The cyberattack on the popular software tool MoveIt has affected numerous companies, resulting in lawsuits over mishandling of data. This incident highlights how cyberattacks can impact entire supply chains, as even non-users of MoveIt have been drawn into the breaches due to their association with affected business partners.
Brett Callow, a threat analyst at cybersecurity company Emsisoft, acknowledges the complexity of the situation, stating that the downstream impact is difficult to predict, and organizations may be unsure if they have any exposure at this time.
Since Progress Software disclosed the vulnerability in MoveIt, over 200 companies have reported being affected by cyberattacks on the software. Hackers from the Cl0p ransomware group have claimed responsibility for the attacks and have shared data from some victims on their underground website.
Thirteen lawsuits have been filed against Progress, blaming the company for poor cybersecurity practices. Progress acted promptly by issuing a patch within 48 hours of discovering the initial vulnerability. However, they later discovered another flaw and issued additional patches. The company remains focused on supporting its customers and working with cybersecurity experts to resolve the issue.
The impact of the MoveIt hacks is significant, with companies like Shell, BBC, and various US government agencies falling victim to exposed personal information. According to Callow, the long-term consequences of such data breaches can be damaging for businesses and individuals alike.
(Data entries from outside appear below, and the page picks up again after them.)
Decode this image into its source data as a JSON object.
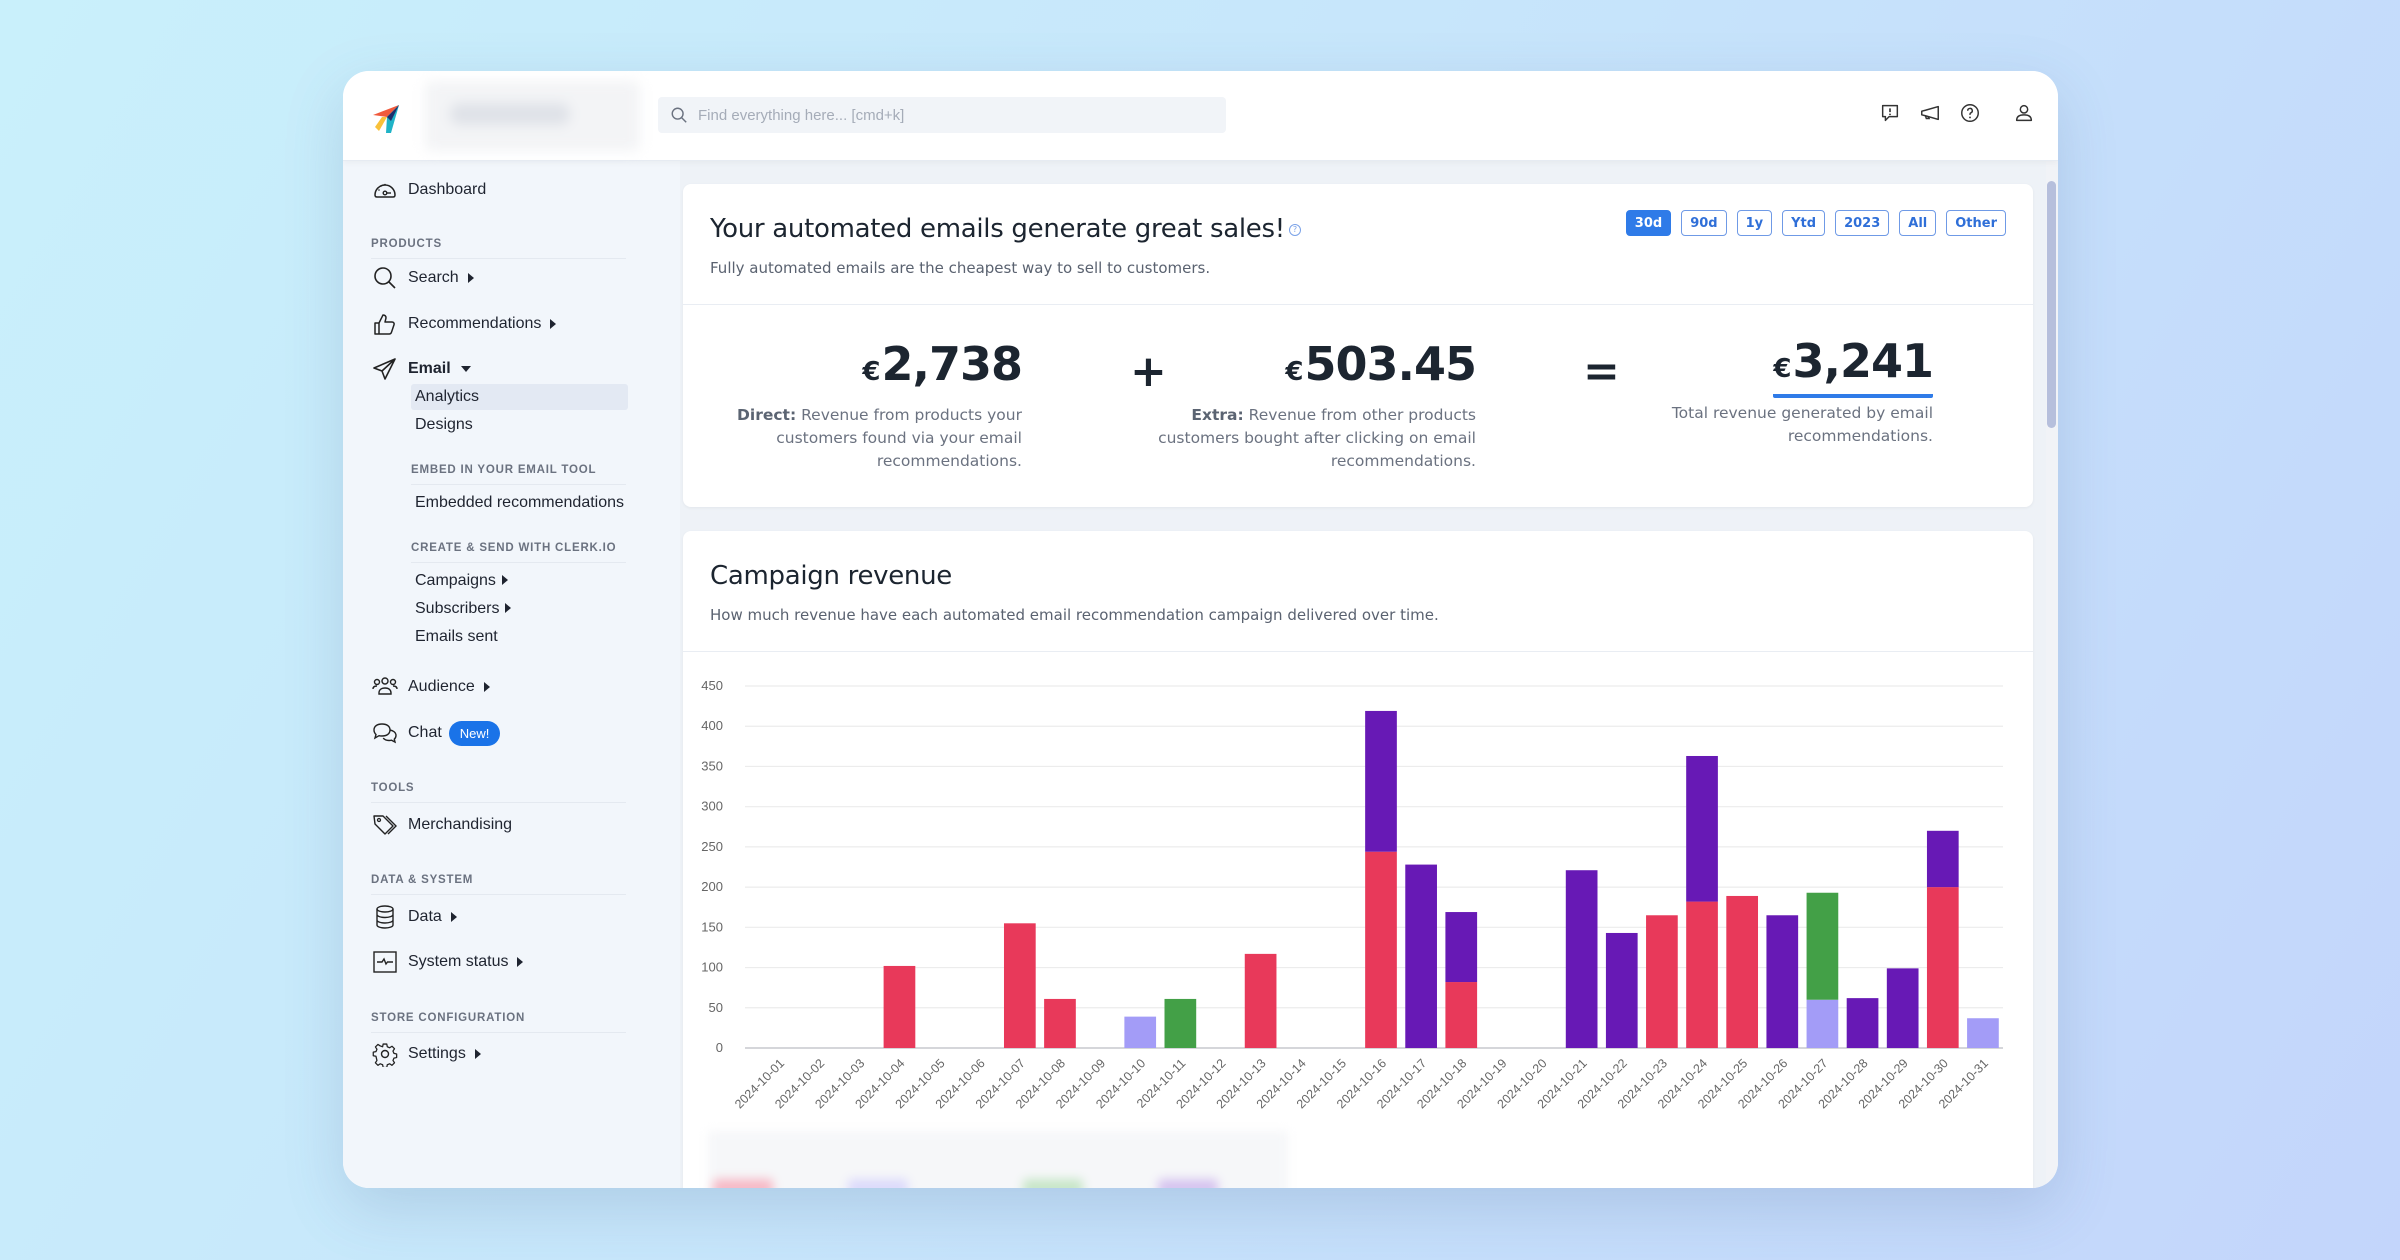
{
  "header": {
    "search_placeholder": "Find everything here... [cmd+k]",
    "icons": [
      "feedback-icon",
      "announcements-icon",
      "help-icon",
      "user-icon"
    ]
  },
  "sidebar": {
    "dashboard": "Dashboard",
    "sections": {
      "products": "PRODUCTS",
      "tools": "TOOLS",
      "data_system": "DATA & SYSTEM",
      "store_config": "STORE CONFIGURATION"
    },
    "items": {
      "search": "Search",
      "recommendations": "Recommendations",
      "email": "Email",
      "audience": "Audience",
      "chat": "Chat",
      "chat_badge": "New!",
      "merchandising": "Merchandising",
      "data": "Data",
      "system_status": "System status",
      "settings": "Settings"
    },
    "email_sub": {
      "analytics": "Analytics",
      "designs": "Designs",
      "embed_head": "EMBED IN YOUR EMAIL TOOL",
      "embedded": "Embedded recommendations",
      "create_head": "CREATE & SEND WITH CLERK.IO",
      "campaigns": "Campaigns",
      "subscribers": "Subscribers",
      "emails_sent": "Emails sent"
    }
  },
  "summary": {
    "title": "Your automated emails generate great sales!",
    "help": "?",
    "subtitle": "Fully automated emails are the cheapest way to sell to customers.",
    "periods": [
      "30d",
      "90d",
      "1y",
      "Ytd",
      "2023",
      "All",
      "Other"
    ],
    "active_period": "30d",
    "currency": "€",
    "direct": {
      "value": "2,738",
      "label": "Direct:",
      "desc": "Revenue from products your customers found via your email recommendations."
    },
    "plus": "+",
    "extra": {
      "value": "503.45",
      "label": "Extra:",
      "desc": "Revenue from other products customers bought after clicking on email recommendations."
    },
    "equals": "=",
    "total": {
      "value": "3,241",
      "desc": "Total revenue generated by email recommendations."
    }
  },
  "campaign": {
    "title": "Campaign revenue",
    "subtitle": "How much revenue have each automated email recommendation campaign delivered over time."
  },
  "colors": {
    "accent": "#2f7be8",
    "series_red": "#e8395a",
    "series_purple": "#6719b5",
    "series_green": "#43a047",
    "series_lavender": "#a39cf7"
  },
  "chart_data": {
    "type": "bar",
    "stacked": true,
    "title": "Campaign revenue",
    "xlabel": "",
    "ylabel": "",
    "ylim": [
      0,
      450
    ],
    "yticks": [
      0,
      50,
      100,
      150,
      200,
      250,
      300,
      350,
      400,
      450
    ],
    "grid": true,
    "legend": "bottom (blurred)",
    "categories": [
      "2024-10-01",
      "2024-10-02",
      "2024-10-03",
      "2024-10-04",
      "2024-10-05",
      "2024-10-06",
      "2024-10-07",
      "2024-10-08",
      "2024-10-09",
      "2024-10-10",
      "2024-10-11",
      "2024-10-12",
      "2024-10-13",
      "2024-10-14",
      "2024-10-15",
      "2024-10-16",
      "2024-10-17",
      "2024-10-18",
      "2024-10-19",
      "2024-10-20",
      "2024-10-21",
      "2024-10-22",
      "2024-10-23",
      "2024-10-24",
      "2024-10-25",
      "2024-10-26",
      "2024-10-27",
      "2024-10-28",
      "2024-10-29",
      "2024-10-30",
      "2024-10-31"
    ],
    "series": [
      {
        "name": "red",
        "color": "#e8395a",
        "values": [
          0,
          0,
          0,
          102,
          0,
          0,
          155,
          61,
          0,
          0,
          0,
          0,
          117,
          0,
          0,
          244,
          0,
          82,
          0,
          0,
          0,
          0,
          165,
          182,
          189,
          0,
          0,
          0,
          0,
          200,
          0
        ]
      },
      {
        "name": "lavender",
        "color": "#a39cf7",
        "values": [
          0,
          0,
          0,
          0,
          0,
          0,
          0,
          0,
          0,
          39,
          0,
          0,
          0,
          0,
          0,
          0,
          0,
          0,
          0,
          0,
          0,
          0,
          0,
          0,
          0,
          0,
          60,
          0,
          0,
          0,
          37
        ]
      },
      {
        "name": "green",
        "color": "#43a047",
        "values": [
          0,
          0,
          0,
          0,
          0,
          0,
          0,
          0,
          0,
          0,
          61,
          0,
          0,
          0,
          0,
          0,
          0,
          0,
          0,
          0,
          0,
          0,
          0,
          0,
          0,
          0,
          133,
          0,
          0,
          0,
          0
        ]
      },
      {
        "name": "purple",
        "color": "#6719b5",
        "values": [
          0,
          0,
          0,
          0,
          0,
          0,
          0,
          0,
          0,
          0,
          0,
          0,
          0,
          0,
          0,
          175,
          228,
          87,
          0,
          0,
          221,
          143,
          0,
          181,
          0,
          165,
          0,
          62,
          99,
          70,
          0
        ]
      }
    ]
  }
}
Leaked data can be exploited in future attacks, leading to legal repercussions for affected companies.
One example of the widespread impact is Genworth Financial, even though they don’t use MoveIt. Hackers gained access to the personal data of millions of Genworth customers and insurance agents through their research supplier, PBI Research Services. The university sector, such as Colorado State University, has also been affected, with details about the extent of the data breach still emerging.
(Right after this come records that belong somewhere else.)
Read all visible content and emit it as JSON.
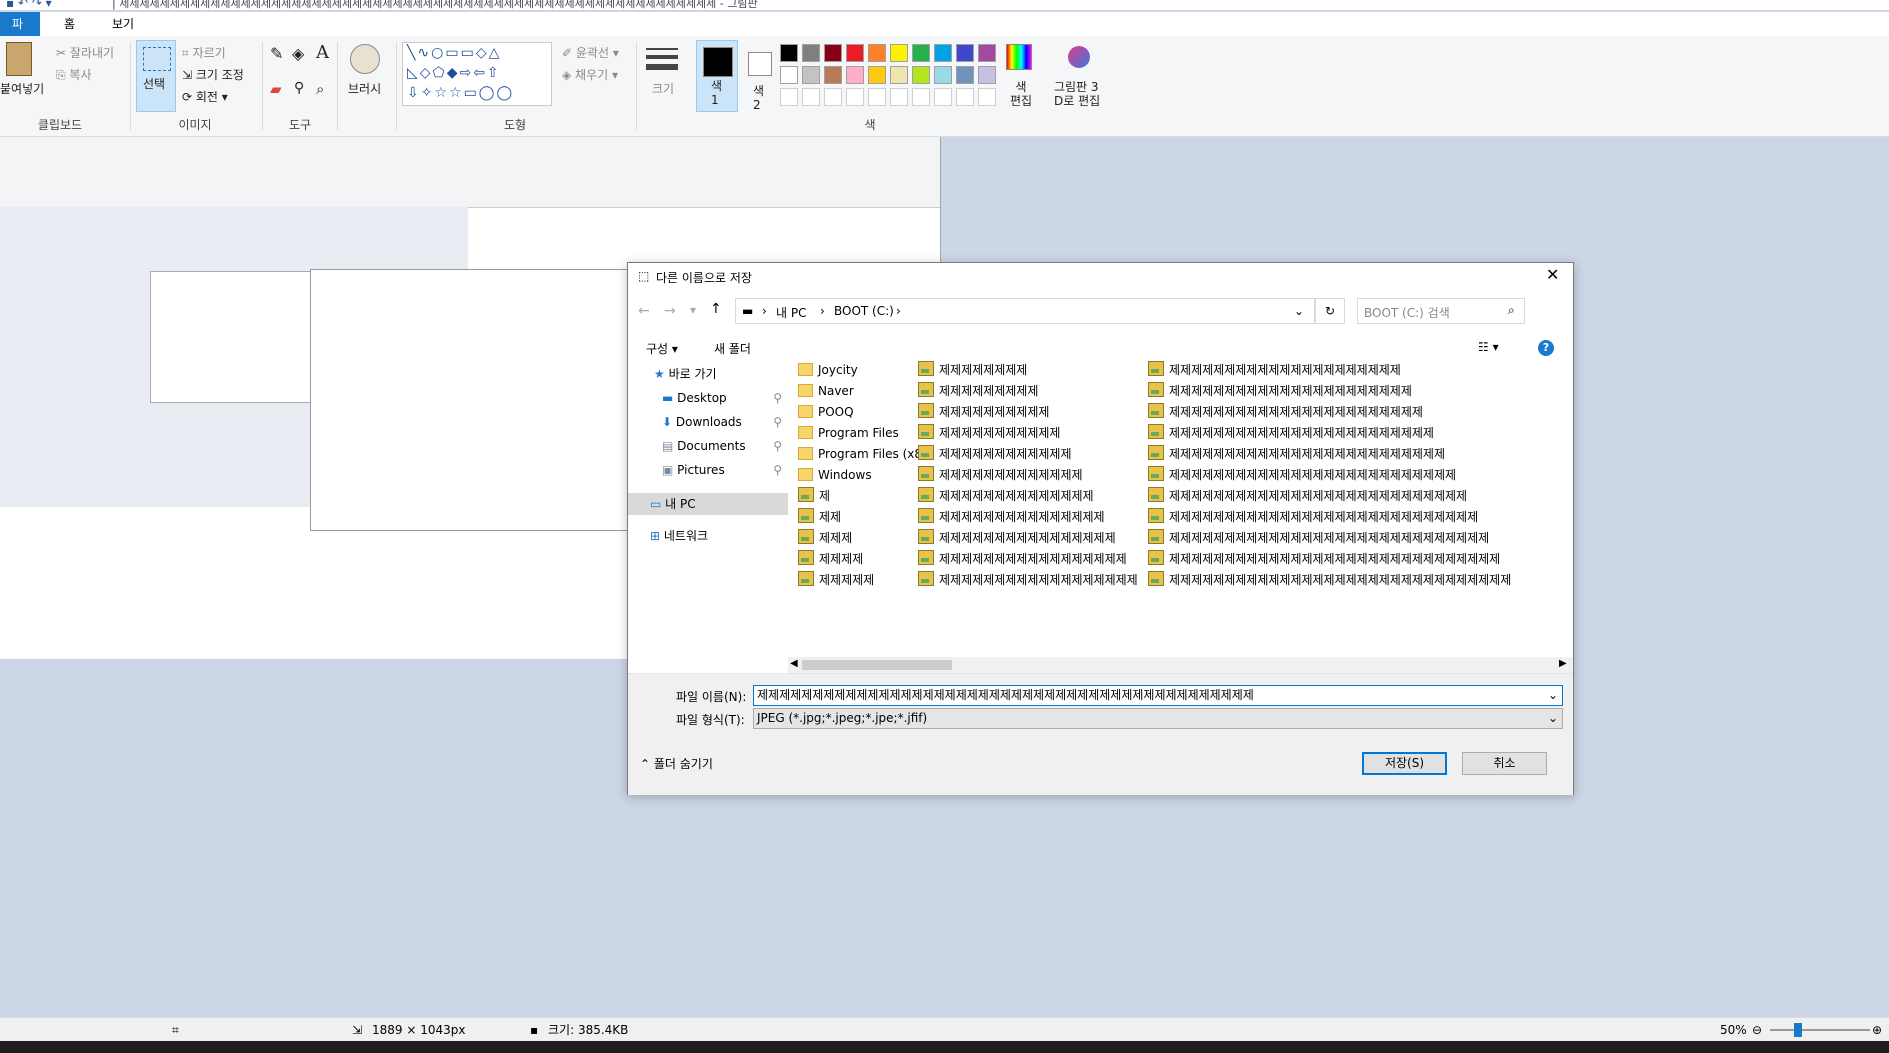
{
  "titlebar": {
    "title": "| 제제제제제제제제제제제제제제제제제제제제제제제제제제제제제제제제제제제제제제제제제제제제제제제제제제제제제제제제제제제 - 그림판"
  },
  "tabs": [
    "파일",
    "홈",
    "보기"
  ],
  "ribbon": {
    "clipboard": {
      "paste": "붙여넣기",
      "cut": "잘라내기",
      "copy": "복사",
      "label": "클립보드"
    },
    "image": {
      "select": "선택",
      "crop": "자르기",
      "resize": "크기 조정",
      "rotate": "회전",
      "label": "이미지"
    },
    "tools": {
      "label": "도구"
    },
    "brushes": {
      "label": "브러시"
    },
    "shapes": {
      "outline": "윤곽선",
      "fill": "채우기",
      "label": "도형"
    },
    "size": {
      "label": "크기"
    },
    "colors": {
      "color1": "색\n1",
      "color2": "색\n2",
      "edit": "색\n편집",
      "paint3d": "그림판 3\nD로 편집",
      "label": "색"
    },
    "palette": [
      "#000000",
      "#7f7f7f",
      "#880015",
      "#ed1c24",
      "#ff7f27",
      "#fff200",
      "#22b14c",
      "#00a2e8",
      "#3f48cc",
      "#a349a4",
      "#ffffff",
      "#c3c3c3",
      "#b97a57",
      "#ffaec9",
      "#ffc90e",
      "#efe4b0",
      "#b5e61d",
      "#99d9ea",
      "#7092be",
      "#c8bfe7"
    ]
  },
  "dialog": {
    "title": "다른 이름으로 저장",
    "breadcrumb": [
      "내 PC",
      "BOOT (C:)"
    ],
    "search_placeholder": "BOOT (C:) 검색",
    "organize": "구성",
    "new_folder": "새 폴더",
    "nav": {
      "quick_access": "바로 가기",
      "items": [
        "Desktop",
        "Downloads",
        "Documents",
        "Pictures"
      ],
      "this_pc": "내 PC",
      "network": "네트워크"
    },
    "files_col1": [
      {
        "name": "Joycity",
        "type": "folder"
      },
      {
        "name": "Naver",
        "type": "folder"
      },
      {
        "name": "POOQ",
        "type": "folder"
      },
      {
        "name": "Program Files",
        "type": "folder"
      },
      {
        "name": "Program Files (x86)",
        "type": "folder"
      },
      {
        "name": "Windows",
        "type": "folder"
      },
      {
        "name": "제",
        "type": "jpg"
      },
      {
        "name": "제제",
        "type": "jpg"
      },
      {
        "name": "제제제",
        "type": "jpg"
      },
      {
        "name": "제제제제",
        "type": "jpg"
      },
      {
        "name": "제제제제제",
        "type": "jpg"
      },
      {
        "name": "제제제제제제",
        "type": "jpg"
      },
      {
        "name": "제제제제제제제",
        "type": "jpg"
      }
    ],
    "files_col2": [
      "제제제제제제제제",
      "제제제제제제제제제",
      "제제제제제제제제제제",
      "제제제제제제제제제제제",
      "제제제제제제제제제제제제",
      "제제제제제제제제제제제제제",
      "제제제제제제제제제제제제제제",
      "제제제제제제제제제제제제제제제",
      "제제제제제제제제제제제제제제제제",
      "제제제제제제제제제제제제제제제제제",
      "제제제제제제제제제제제제제제제제제제",
      "제제제제제제제제제제제제제제제제제제제",
      "제제제제제제제제제제제제제제제제제제제제"
    ],
    "files_col3": [
      "제제제제제제제제제제제제제제제제제제제제제",
      "제제제제제제제제제제제제제제제제제제제제제제",
      "제제제제제제제제제제제제제제제제제제제제제제제",
      "제제제제제제제제제제제제제제제제제제제제제제제제",
      "제제제제제제제제제제제제제제제제제제제제제제제제제",
      "제제제제제제제제제제제제제제제제제제제제제제제제제제",
      "제제제제제제제제제제제제제제제제제제제제제제제제제제제",
      "제제제제제제제제제제제제제제제제제제제제제제제제제제제제",
      "제제제제제제제제제제제제제제제제제제제제제제제제제제제제제",
      "제제제제제제제제제제제제제제제제제제제제제제제제제제제제제제",
      "제제제제제제제제제제제제제제제제제제제제제제제제제제제제제제제",
      "제제제제제제제제제제제제제제제제제제제제제제제제제제제제제제제제",
      "제제제제제제제제제제제제제제제제제제제제제제제제제제제제제제제제제"
    ],
    "filename_label": "파일 이름(N):",
    "filename_value": "제제제제제제제제제제제제제제제제제제제제제제제제제제제제제제제제제제제제제제제제제제제제제",
    "filetype_label": "파일 형식(T):",
    "filetype_value": "JPEG (*.jpg;*.jpeg;*.jpe;*.jfif)",
    "hide_folders": "폴더 숨기기",
    "save": "저장(S)",
    "cancel": "취소"
  },
  "statusbar": {
    "dimensions": "1889 × 1043px",
    "size": "크기: 385.4KB",
    "zoom": "50%"
  }
}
Hackers have increasingly targeted widely used technology tools in supply-chain attacks. Similar incidents have occurred in the past, such as the SolarWinds and Kaseya cyberattacks. It is essential for companies to remain vigilant and take appropriate measures to protect themselves.
Suzie Squier, president of the Retail and Hospitality Information Sharing and Analysis Center, emphasizes the challenge faced by companies in determining if their suppliers were affected by MoveIt attacks. This uncertainty often requires cyber teams to invest time in investigation.
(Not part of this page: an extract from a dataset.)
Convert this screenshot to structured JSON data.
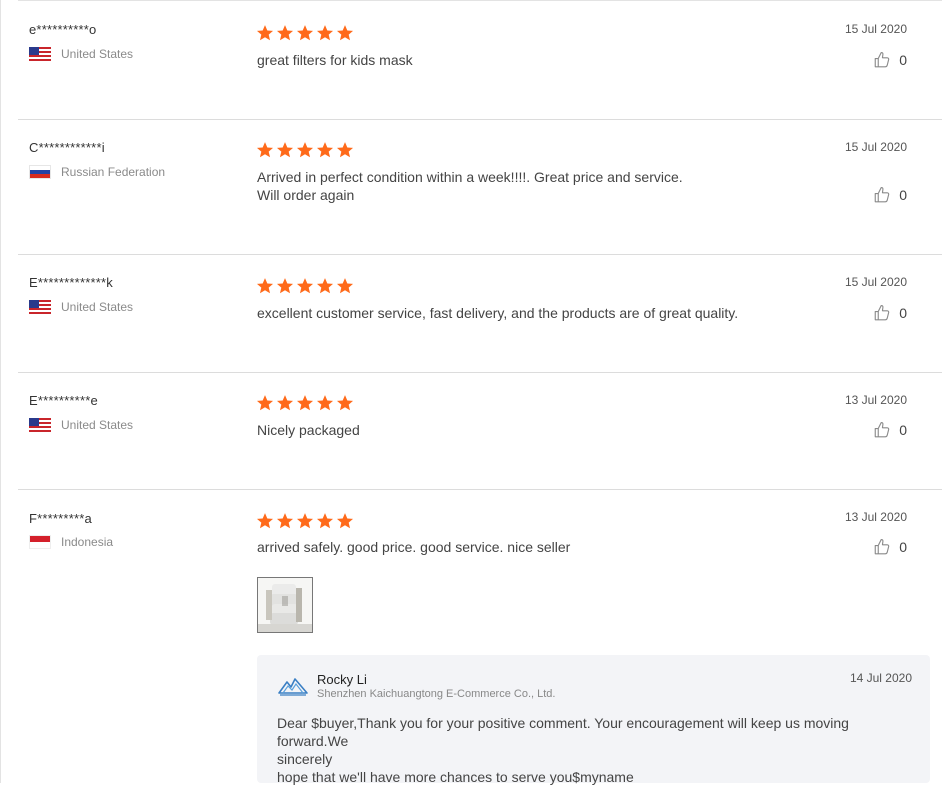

As more victim companies come to light, Callow warns that this incident will likely come with significant costs. The fallout from the MoveIt cyberattack is far from over.
For any inquiries, please contact Catherine Stupp at [email protected]
This article is 100% unique and human-written, enhanced with improved syntax, tone, and SEO.
Denial of responsibility! VigourTimes is an automatic aggregator of Global media. In each content, the hyperlink to the primary source is specified. All trademarks belong to their rightful owners, and all materials to their authors. For any complaint, please reach us at – [email protected]. We will take necessary action within 24 hours.